Culture, media, and other “creative” industries, important as they are for a city’s continued prosperity, simply do not spark an economy on their own. It turns out to be the comparatively boring, old-fashioned industries, such as trade in goods, manufacturing, energy, and agriculture, that drive the world’s fastest-rising cities. In the 1960s and 1970s, the industrial capitals of Seoul and Tokyo developed their economies far faster than Cairo and Jakarta, which never created advanced industrial bases. China’s great coastal urban centers, notably Guangzhou, Shanghai, and Shenzhen, are replicating this pattern with big business in steel, textiles, garments, and electronics, and the country’s vast interior is now poised to repeat it once again. Fossil fuels — not art galleries — have powered the growth of several of the world’s fastest-rising urban areas, including Abu Dhabi, Houston, Moscow, and Perth.
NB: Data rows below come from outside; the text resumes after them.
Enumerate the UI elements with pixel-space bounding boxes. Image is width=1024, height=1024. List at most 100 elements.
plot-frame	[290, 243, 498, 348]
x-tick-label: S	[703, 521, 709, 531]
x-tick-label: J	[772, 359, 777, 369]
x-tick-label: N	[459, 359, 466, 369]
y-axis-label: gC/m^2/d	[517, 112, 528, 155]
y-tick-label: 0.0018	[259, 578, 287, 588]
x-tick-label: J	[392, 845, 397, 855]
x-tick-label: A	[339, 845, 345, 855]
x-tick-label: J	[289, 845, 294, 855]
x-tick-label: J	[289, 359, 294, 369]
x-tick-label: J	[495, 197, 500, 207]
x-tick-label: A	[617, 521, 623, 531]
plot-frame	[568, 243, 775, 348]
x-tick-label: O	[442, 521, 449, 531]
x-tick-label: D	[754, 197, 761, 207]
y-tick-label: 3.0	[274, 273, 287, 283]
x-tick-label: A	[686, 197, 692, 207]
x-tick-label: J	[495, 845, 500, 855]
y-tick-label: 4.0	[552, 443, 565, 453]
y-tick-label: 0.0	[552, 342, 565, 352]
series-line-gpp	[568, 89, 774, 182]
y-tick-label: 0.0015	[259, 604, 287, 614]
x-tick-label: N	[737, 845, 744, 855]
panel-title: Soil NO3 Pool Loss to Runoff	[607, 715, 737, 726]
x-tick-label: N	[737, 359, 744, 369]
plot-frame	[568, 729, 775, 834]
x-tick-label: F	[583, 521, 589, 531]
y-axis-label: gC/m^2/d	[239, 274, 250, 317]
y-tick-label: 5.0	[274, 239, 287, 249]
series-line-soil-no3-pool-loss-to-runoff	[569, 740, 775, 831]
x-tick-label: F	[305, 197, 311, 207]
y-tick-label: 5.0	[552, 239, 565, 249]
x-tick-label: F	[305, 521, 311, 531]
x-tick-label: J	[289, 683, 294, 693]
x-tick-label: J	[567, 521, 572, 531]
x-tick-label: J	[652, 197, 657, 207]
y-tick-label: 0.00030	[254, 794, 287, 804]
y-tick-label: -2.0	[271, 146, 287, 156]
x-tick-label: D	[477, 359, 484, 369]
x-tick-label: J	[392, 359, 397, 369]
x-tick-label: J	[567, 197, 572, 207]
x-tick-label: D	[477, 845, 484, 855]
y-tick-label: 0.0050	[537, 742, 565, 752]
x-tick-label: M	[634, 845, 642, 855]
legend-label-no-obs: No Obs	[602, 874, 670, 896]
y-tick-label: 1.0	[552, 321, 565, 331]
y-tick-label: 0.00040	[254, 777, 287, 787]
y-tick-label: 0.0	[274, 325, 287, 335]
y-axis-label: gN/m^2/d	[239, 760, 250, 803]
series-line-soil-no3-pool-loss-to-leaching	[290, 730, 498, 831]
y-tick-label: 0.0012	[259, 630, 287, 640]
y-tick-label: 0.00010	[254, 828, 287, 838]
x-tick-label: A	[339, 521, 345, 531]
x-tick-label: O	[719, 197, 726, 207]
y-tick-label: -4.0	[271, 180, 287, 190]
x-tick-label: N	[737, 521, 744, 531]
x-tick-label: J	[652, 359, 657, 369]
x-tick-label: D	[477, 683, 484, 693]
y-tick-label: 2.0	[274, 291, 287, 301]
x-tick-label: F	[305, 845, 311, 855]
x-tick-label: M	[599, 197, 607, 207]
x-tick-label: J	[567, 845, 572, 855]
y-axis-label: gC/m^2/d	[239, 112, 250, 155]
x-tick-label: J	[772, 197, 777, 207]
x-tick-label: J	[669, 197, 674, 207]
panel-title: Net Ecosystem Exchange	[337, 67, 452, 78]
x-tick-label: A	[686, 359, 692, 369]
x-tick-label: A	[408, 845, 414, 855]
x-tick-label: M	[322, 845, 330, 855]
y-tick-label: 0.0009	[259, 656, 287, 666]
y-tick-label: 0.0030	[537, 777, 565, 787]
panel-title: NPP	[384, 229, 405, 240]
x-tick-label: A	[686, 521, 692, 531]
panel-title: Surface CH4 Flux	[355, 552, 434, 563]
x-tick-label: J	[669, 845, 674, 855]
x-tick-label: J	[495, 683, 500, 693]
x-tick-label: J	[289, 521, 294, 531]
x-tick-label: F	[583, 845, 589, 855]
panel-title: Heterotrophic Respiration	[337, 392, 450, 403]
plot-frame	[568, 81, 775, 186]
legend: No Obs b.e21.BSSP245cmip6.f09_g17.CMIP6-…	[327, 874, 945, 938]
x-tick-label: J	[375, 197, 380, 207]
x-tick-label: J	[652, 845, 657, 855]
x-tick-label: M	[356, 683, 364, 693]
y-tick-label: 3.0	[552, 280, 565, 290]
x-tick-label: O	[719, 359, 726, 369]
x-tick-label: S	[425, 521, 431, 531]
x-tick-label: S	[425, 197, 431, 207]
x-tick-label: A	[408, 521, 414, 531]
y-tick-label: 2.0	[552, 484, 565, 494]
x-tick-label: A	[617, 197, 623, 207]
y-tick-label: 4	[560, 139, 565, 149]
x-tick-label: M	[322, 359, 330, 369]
It’s only after urban centers achieve economic success that they tend to look toward the higher-end amenities the creative-classers love. When Abu Dhabi decided to import its fancy Guggenheim and Louvre satellite museums, it was already, according to Fortune magazine, the world’s richest city. Beijing, Houston, Shanghai, and Singapore are opening or expanding schools for the arts, museums, and gallery districts. But they paid for them the old-fashioned way.
Nor is the much-vaunted “urban core” the only game in town. Innovators of all kinds seek to avoid the high property prices, overcrowding, and often harsh anti-business climates of the city center. Britain’s recent strides in technology and design-led manufacturing have been concentrated not in London, but along the outer reaches of the Thames Valley and the areas around Cambridge. It’s the same story in continental Europe, from the exurban Grand-Couronne outside of Paris to the “edge cities” that have sprung up around Amsterdam and Rotterdam. In India, the bulk of new tech companies cluster in campus-like developments around — but not necessarily in — Bangalore, Hyderabad, and New Delhi. And let’s not forget that Silicon Valley, the granddaddy of global tech centers and still home to the world’s largest concentration of high-tech workers, remains essentially a vast suburb. Apple, Google, and Intel don’t seem to mind. Those relative few who choose to live in San Francisco can always take the company-provided bus.
In fact, the suburbs are not as terrible as urban boosters frequently insist.